Then one last effort and I scrolled way down the search results and discovered an album had a backing vocalist with the same name in Austin Texas. It’s a long way from DC. An e-mail was sent with, “it is hardly likely but could your Jason Molin have…” and within a couple of hours J was in my in-tray, just married, studying in Austin, making loads of music and doing very badly at getting his web page any recognition in the world’s search engines!
So he sent me the album which is about to be released. The ten years of myth had built some expectation…maybe too much expectation. What would ten years do to a man’s writing? Would he deliver when studio gadgets and tricks became available? How would he produce those raw emotional and often humorous songs that dealt dilemmas to the heart, soul and mind? Would I think I had been better off searching than finding? Well I should have trusted my initial hunches. When Song sang in my living room there was a quality to what he was doing both in content and in style that could not have been eroded.
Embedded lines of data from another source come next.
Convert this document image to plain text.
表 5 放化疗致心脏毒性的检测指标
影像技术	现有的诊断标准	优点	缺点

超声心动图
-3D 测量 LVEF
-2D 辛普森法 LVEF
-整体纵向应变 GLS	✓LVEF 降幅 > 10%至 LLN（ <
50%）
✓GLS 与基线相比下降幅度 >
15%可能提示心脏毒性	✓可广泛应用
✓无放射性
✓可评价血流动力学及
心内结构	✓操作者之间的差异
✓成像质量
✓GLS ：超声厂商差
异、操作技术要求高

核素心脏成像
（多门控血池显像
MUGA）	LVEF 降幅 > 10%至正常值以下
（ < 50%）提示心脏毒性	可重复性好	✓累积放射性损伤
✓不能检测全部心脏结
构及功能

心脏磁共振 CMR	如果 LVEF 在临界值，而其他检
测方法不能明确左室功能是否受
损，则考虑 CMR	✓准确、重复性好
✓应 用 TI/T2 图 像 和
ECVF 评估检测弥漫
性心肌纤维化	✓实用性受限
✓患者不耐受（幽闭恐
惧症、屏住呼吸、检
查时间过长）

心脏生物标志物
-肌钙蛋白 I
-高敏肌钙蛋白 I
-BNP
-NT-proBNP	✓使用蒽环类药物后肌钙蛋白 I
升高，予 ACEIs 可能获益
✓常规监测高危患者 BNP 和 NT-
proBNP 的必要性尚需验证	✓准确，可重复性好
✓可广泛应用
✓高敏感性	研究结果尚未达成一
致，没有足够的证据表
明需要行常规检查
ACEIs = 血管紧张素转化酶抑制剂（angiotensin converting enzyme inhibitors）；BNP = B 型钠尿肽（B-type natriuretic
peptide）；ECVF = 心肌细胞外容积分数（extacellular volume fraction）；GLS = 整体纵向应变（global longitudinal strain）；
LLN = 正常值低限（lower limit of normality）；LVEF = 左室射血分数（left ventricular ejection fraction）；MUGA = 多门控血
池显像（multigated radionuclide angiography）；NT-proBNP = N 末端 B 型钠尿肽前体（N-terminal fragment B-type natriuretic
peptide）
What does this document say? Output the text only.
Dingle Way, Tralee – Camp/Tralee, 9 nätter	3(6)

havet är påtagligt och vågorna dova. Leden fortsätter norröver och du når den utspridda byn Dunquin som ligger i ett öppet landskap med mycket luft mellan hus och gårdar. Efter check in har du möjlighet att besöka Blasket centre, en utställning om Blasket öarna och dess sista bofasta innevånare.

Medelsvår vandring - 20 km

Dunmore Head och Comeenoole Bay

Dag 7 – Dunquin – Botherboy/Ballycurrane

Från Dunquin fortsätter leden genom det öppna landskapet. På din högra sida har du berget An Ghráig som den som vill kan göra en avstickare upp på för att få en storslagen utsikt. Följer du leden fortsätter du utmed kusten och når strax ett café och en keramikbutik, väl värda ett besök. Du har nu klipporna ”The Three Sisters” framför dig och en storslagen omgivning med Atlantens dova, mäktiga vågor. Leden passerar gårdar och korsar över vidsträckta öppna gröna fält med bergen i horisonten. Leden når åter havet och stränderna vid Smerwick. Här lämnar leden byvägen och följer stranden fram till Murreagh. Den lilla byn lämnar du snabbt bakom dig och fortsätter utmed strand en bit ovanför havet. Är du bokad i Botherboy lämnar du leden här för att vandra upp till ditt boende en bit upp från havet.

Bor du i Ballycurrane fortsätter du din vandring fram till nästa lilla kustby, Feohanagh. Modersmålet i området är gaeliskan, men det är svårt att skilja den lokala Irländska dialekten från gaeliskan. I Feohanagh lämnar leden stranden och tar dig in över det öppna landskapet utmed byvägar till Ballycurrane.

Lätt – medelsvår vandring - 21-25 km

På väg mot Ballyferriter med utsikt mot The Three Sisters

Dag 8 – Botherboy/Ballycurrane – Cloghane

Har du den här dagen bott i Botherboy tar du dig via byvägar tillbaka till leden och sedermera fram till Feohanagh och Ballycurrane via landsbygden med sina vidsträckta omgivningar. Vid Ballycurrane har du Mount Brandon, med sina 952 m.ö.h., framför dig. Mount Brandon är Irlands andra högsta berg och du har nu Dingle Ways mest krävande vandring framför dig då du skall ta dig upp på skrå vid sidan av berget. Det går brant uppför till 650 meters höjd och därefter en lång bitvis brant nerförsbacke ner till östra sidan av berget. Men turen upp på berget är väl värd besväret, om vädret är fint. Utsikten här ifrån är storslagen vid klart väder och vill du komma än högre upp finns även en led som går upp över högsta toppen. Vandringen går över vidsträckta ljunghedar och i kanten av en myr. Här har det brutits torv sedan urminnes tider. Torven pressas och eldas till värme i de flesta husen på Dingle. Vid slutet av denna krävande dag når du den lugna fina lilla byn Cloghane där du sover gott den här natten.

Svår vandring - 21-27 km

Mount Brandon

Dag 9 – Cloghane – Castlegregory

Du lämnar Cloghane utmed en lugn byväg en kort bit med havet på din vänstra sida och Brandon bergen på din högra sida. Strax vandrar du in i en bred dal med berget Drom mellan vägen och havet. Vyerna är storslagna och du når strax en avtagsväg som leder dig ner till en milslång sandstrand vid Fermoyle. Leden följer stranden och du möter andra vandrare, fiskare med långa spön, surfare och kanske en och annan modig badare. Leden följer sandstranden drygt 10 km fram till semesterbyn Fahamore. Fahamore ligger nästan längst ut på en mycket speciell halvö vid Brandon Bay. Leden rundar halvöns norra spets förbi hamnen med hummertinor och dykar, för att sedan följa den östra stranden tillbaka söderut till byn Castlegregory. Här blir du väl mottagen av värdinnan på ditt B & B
“J” is a quality piece of work that has me wondering how many other songwriters are there out there who do this so far out in the margins yet are this good? Jason Molin has the attention to detail of a Bruce Cockburn and the Greenwich village spirit of a young Bob Dylan. Tom Waits’ quirk lurks in the songwriting style and he has a voice with a mature grittiness when needed and goes pure and true on the one or two occasions when necessary; it is flexible, individual and very, very good.
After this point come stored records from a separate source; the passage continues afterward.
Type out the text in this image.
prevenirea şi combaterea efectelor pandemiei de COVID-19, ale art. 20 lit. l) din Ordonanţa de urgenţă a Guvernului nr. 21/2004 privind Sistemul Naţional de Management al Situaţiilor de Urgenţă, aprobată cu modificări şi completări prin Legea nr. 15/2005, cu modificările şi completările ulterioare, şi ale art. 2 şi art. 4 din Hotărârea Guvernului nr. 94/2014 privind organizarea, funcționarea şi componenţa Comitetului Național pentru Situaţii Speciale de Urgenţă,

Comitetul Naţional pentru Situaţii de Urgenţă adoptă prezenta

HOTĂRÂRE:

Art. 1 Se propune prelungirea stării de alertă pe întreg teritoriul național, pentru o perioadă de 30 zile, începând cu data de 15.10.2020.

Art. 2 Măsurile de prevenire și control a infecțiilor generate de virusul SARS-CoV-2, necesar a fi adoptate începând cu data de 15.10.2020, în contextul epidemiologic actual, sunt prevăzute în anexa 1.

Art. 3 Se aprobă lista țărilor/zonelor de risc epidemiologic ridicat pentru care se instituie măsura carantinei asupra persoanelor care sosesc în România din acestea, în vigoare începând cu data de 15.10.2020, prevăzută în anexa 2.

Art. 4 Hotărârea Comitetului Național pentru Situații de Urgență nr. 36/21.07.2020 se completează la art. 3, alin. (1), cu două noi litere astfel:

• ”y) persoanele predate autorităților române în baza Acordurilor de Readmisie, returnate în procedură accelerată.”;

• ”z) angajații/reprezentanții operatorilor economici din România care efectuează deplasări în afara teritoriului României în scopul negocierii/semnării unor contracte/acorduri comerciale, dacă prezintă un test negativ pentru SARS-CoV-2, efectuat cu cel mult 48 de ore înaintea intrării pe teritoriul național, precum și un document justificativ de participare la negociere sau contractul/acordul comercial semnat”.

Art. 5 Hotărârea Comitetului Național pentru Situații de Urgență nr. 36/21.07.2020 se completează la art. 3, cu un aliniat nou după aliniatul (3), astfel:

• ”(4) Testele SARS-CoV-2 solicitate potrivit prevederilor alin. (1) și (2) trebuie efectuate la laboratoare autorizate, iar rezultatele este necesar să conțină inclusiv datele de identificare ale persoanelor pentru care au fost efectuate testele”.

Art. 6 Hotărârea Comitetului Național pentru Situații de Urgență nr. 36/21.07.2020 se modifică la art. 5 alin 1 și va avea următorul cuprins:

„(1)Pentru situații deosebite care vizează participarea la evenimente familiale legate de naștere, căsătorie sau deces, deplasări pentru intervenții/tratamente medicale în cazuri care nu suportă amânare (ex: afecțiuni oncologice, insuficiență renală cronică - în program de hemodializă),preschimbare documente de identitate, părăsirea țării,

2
In the third millennium songwriters are never allowed to do it straight being driven to clever sounds and beats and trendy postmodern gimmicks. Molin takes to these arranging obligations very subtly indeed. He never compromises the organic nature of his muse but throws piles of shades and fades and dies to keep it more than colorful. Imagine if Damien Rice used brass not strings. “For Your Lover” is a gentle breezy calypso meets folk; the holiday observational piece’s “Room 304″ and “Road to Monterrey” both take you on sunny locations; “Aphrodisiac” is a moody seductive groove which is just as well as love is the aphrodisiac; “Jesus Rode a Bike” has a twenty first century Subterranean Homesick Blues feel, the most blustery thing here and playfully filled with the spiritual conundrums that waste too much precious time; “Mystical Experience” has the atmosphere expected of it’s title; “Sunday Morning” is more stripped back and can I add that it is the most perfect description of a Sunday morning journey from Trinity College to Adelaide Presbyterian Church – precision of the moment and cinematic flair have never went so well together.
“J” may be a debut album but don’t be fooled, it is the work of a mature and accomplished writer and performer. This is intelligent songwriting from a man with a plethora of strings to his bow. If the rest of the world doesn’t find it I give myself utter respect that I searched for long enough.